In case you poor souls don’t watch The Daily Show, TV comedian Jon Stewart wrote and directed a just-released film titled Rosewater.

Right to left: Gael Garcia, Jon Stewart and Maziar Bahari.
Left to right: Gael Garcia, Jon Stewart and Maziar Bahari.

Rosewater is the story of Maziar Bahari, an Iranian-Canadian journalist who was imprisioned by the Iranian government for 118 days in 2009. After pressure from human rights activists and international leaders, Bahari was released just days before the birth of his first daughter.

I’ll leave criticism to the critics. Rosewater is emotionally powerful, wildly hyped and sometimes utterly hilarious. Star actor Gael Garcia Bernal is pretty convincing.

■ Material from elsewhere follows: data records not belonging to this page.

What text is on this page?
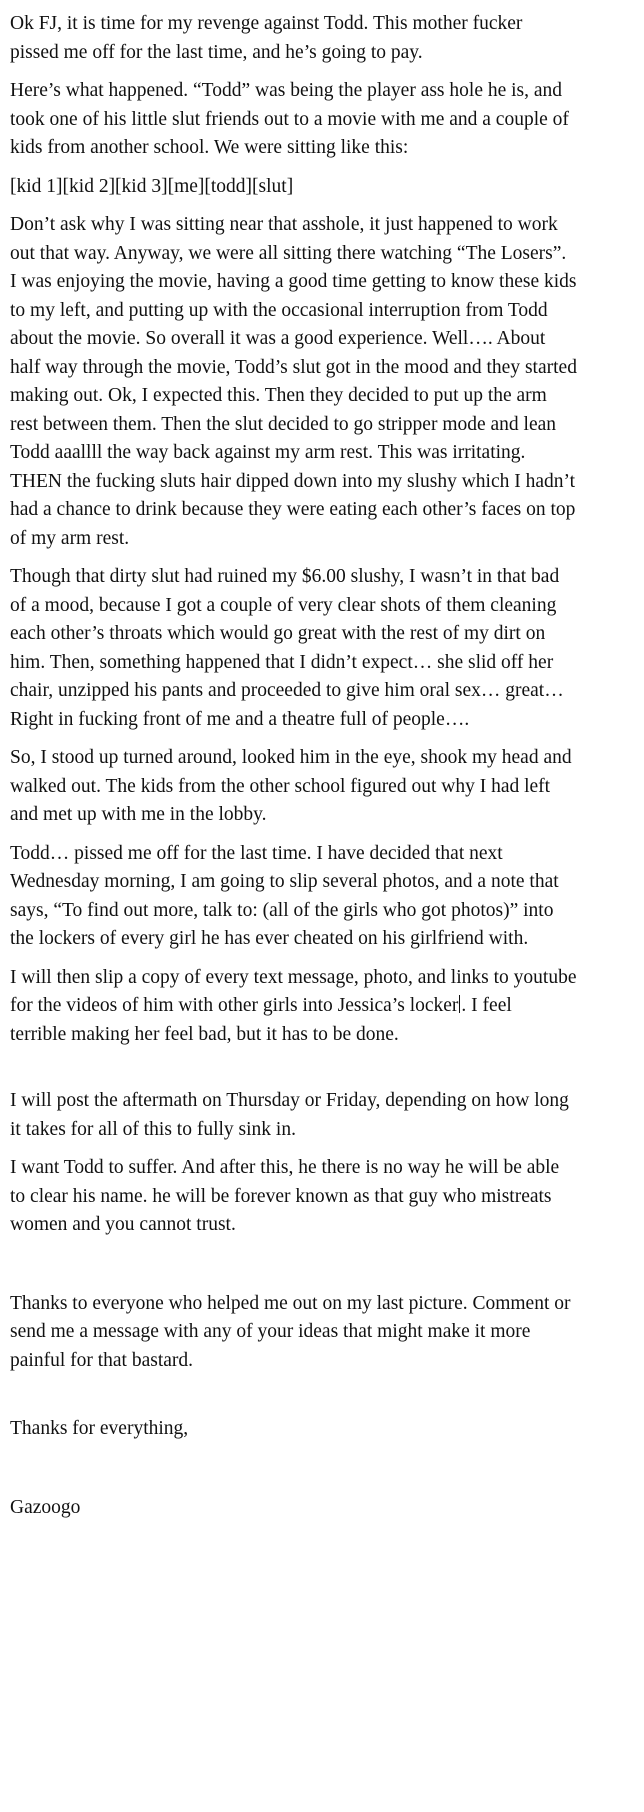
Ok FJ, it is time for my revenge against Todd. This mother fucker
pissed me off for the last time, and he’s going to pay.
Here’s what happened. “Todd” was being the player ass hole he is, and
took one of his little slut friends out to a movie with me and a couple of
kids from another school. We were sitting like this:
[kid 1][kid 2][kid 3][me][todd][slut]
Don’t ask why I was sitting near that asshole, it just happened to work
out that way. Anyway, we were all sitting there watching “The Losers”.
I was enjoying the movie, having a good time getting to know these kids
to my left, and putting up with the occasional interruption from Todd
about the movie. So overall it was a good experience. Well…. About
half way through the movie, Todd’s slut got in the mood and they started
making out. Ok, I expected this. Then they decided to put up the arm
rest between them. Then the slut decided to go stripper mode and lean
Todd aaallll the way back against my arm rest. This was irritating.
THEN the fucking sluts hair dipped down into my slushy which I hadn’t
had a chance to drink because they were eating each other’s faces on top
of my arm rest.
Though that dirty slut had ruined my $6.00 slushy, I wasn’t in that bad
of a mood, because I got a couple of very clear shots of them cleaning
each other’s throats which would go great with the rest of my dirt on
him. Then, something happened that I didn’t expect… she slid off her
chair, unzipped his pants and proceeded to give him oral sex… great…
Right in fucking front of me and a theatre full of people….
So, I stood up turned around, looked him in the eye, shook my head and
walked out. The kids from the other school figured out why I had left
and met up with me in the lobby.
Todd… pissed me off for the last time. I have decided that next
Wednesday morning, I am going to slip several photos, and a note that
says, “To find out more, talk to: (all of the girls who got photos)” into
the lockers of every girl he has ever cheated on his girlfriend with.
I will then slip a copy of every text message, photo, and links to youtube
for the videos of him with other girls into Jessica’s locker . I feel
terrible making her feel bad, but it has to be done.
I will post the aftermath on Thursday or Friday, depending on how long
it takes for all of this to fully sink in.
I want Todd to suffer. And after this, he there is no way he will be able
to clear his name. he will be forever known as that guy who mistreats
women and you cannot trust.
Thanks to everyone who helped me out on my last picture. Comment or
send me a message with any of your ideas that might make it more
painful for that bastard.
Thanks for everything,
Gazoogo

It’s also the most important movie you, as a journalist, could watch this year. Why? Let me count the ways:

1. Because you probably cover tons of utterly boring stories each week, probably some against your will, and there’s probably been some points where you felt like a glorified press release writer. This movie will remind you that journalism isn’t just a job – it’s a life choice that gets people kidnapped, tortured, raped, and murdered, all because they tried to tell the truth.

2. Because in 2013, 211 journalists were incarcerated worldwide, the second worst year on record. For many, this is just a number on paper. You need to watch Rosewater to be reminded of how your fellow journalists around the world suffer, to see what they experience firsthand. Unlike Bahari, many of these journalists will die in prison, getting life sentences for something as simple as a letter.

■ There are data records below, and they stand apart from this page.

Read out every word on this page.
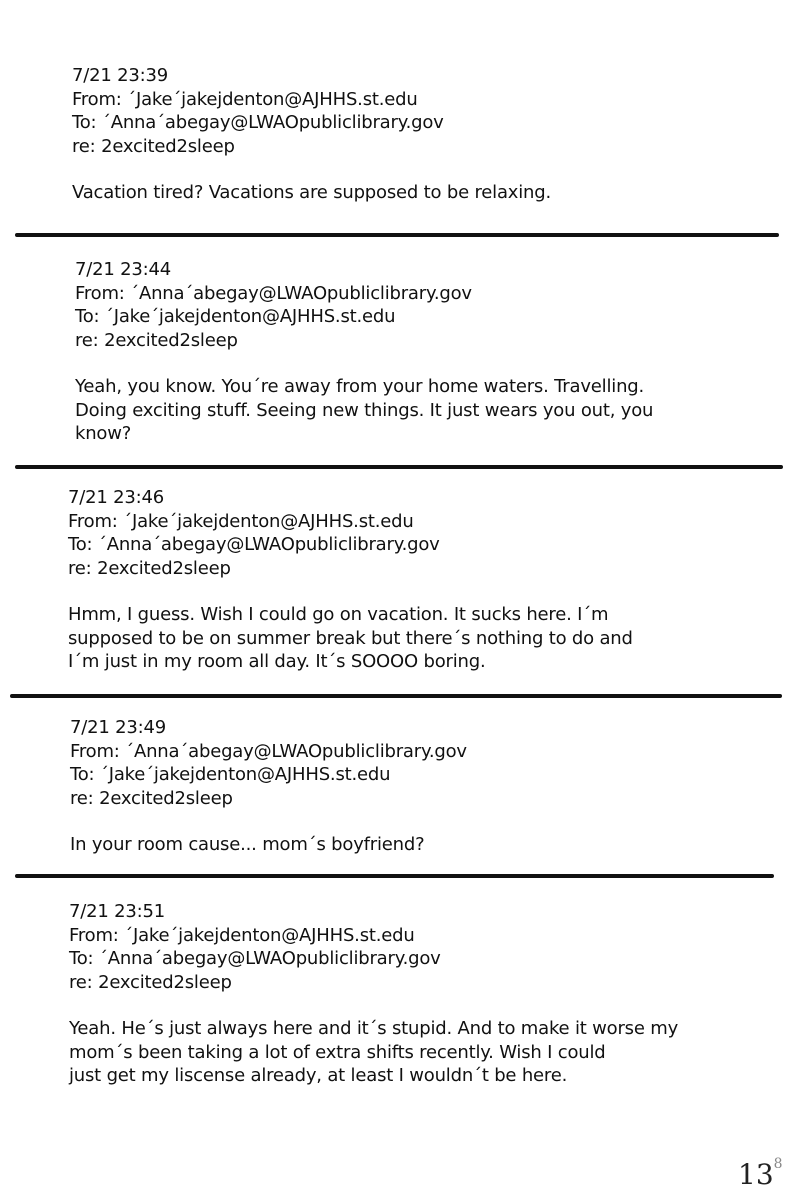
7/21 23:39
From: ´Jake´jakejdenton@AJHHS.st.edu
To: ´Anna´abegay@LWAOpubliclibrary.gov
re: 2excited2sleep
Vacation tired? Vacations are supposed to be relaxing.
7/21 23:44
From: ´Anna´abegay@LWAOpubliclibrary.gov
To: ´Jake´jakejdenton@AJHHS.st.edu
re: 2excited2sleep
Yeah, you know. You´re away from your home waters. Travelling.
Doing exciting stuff. Seeing new things. It just wears you out, you
know?
7/21 23:46
From: ´Jake´jakejdenton@AJHHS.st.edu
To: ´Anna´abegay@LWAOpubliclibrary.gov
re: 2excited2sleep
Hmm, I guess. Wish I could go on vacation. It sucks here. I´m
supposed to be on summer break but there´s nothing to do and
I´m just in my room all day. It´s SOOOO boring.
7/21 23:49
From: ´Anna´abegay@LWAOpubliclibrary.gov
To: ´Jake´jakejdenton@AJHHS.st.edu
re: 2excited2sleep
In your room cause... mom´s boyfriend?
7/21 23:51
From: ´Jake´jakejdenton@AJHHS.st.edu
To: ´Anna´abegay@LWAOpubliclibrary.gov
re: 2excited2sleep
Yeah. He´s just always here and it´s stupid. And to make it worse my
mom´s been taking a lot of extra shifts recently. Wish I could
just get my liscense already, at least I wouldn´t be here.
$13^8$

3. Because journalism is the vassal of democracy, and at some point while writing a story about a goat running wild in small town Missouri, you might have forgotten your job is a sacred one. Witness firsthand how totalitarian governments, losing control of the flow of information in our modern age, become terrible, desperate entities.

4. Because Rosewater is a single anecdote in a wave of happenings around the world. From the Arab Spring to the Umbrella Protests in Hong Kong and most recently the uprising in Mexico, the free flow of information empowers the people. Cellphones are becoming the ultimate tool of democracy, making every citizen a witness. The internet makes it impossible to conceal the truth. The youth of the world, aware of the oppression around them, are finally standing in revolution. Free information and the chokehold of regimes cannot coexist, and we can tell who is winning.

5. Because you need to see Jon Stewart’s first movie so that he’ll make more. He’s an advocate of powerful, intelligent journalism, and Rosewater is advocacy embodied. Go see the movie and support relevant journalism.

And while you’re at it, every episode of The Daily Show is posted on Hulu the day after it airs. Get watching.